Patricia Smith's mother, police officer Moira Smith, was the only female NYPD officer to die on 9/11 when the Twin Towers came down.
Patricia Smith became the girl in the red velvet dress: the image of the tiny 2-year-old accepting her mum's posthumous bravery medal, clutching her father Jim's hand, broke hearts across the world.
It was three months after September 11, and the world was still reeling.
Now, that little girl has become a teenager, and the 17-year-old used Mother's Day to stare down one of the al-Qaeda terrorists she says stole her mother's life, and almost 3000 others.
Patricia and her father, now a retired officer, went to Guantanamo Bay on Sunday to continue their pursuit of justice, Jim Smith told Newsweek.
"I am glad Patricia was able to accompany me here to see for herself the monsters responsible for the murder of her mother," Smith told Newsweek from Guantanamo Bay where high-level al-Qaeda operative, Yemeni Walid bin Attash, was attending pre-trial hearings for his role in allegedly planning the 2001 attacks.
"It will be her job to carry on the search for justice in the event I am unable to in the coming years."
Bin Attash is slated to go on trial alongside another al-Qaeda leader, Khalid Sheikh Muhammed, and three other alleged jihadis at Guantanamo Bay in the coming weeks, according to the Department of Defence.
He has been held at Guantanamo for almost 11 years.
The hearings started on Monday, which is Peace Officer Memorial Day in the US - a national day of mourning for fallen officers observed since 1962.
Moira Smith's name is among the more than 20,000 slain police officials carved into the marble walls of the National Law Enforcement Officers Memorial in Washington, DC.
Remembering officer Moira Smith
A name etched in marble can't tell the full story of her heroism.
But it is summed up in an iconic picture from September 11 of her helping a blood-soaked Wall Street worker Edward Nicholls - one of more than a dozen she helped save - out of the South Tower of the World Trade Centre.

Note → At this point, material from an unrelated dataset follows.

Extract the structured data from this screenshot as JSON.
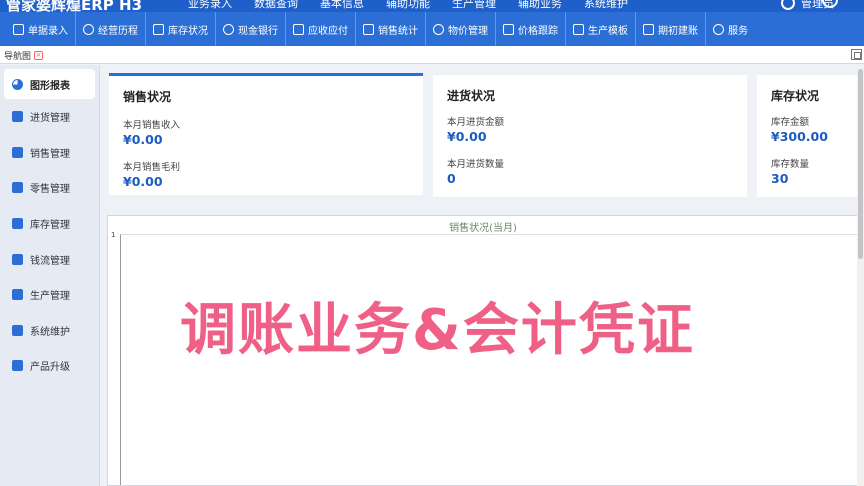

She returned to the tower, and was swallowed up and crushed by the rubble when it collapsed.
They found her NYPD badge, and her gun holster with her house keys attached in the death zone. She was 38.
In 2014, as a portrait of her mother was unveiled at the 13th Precinct station house in Manhattan where she was based, Patricia admitted all she knows of her mother is what others have told her.
"That's probably the hardest part and that's the part that makes me the most upset, is the fact that I can't remember that much," the New York Daily News reported.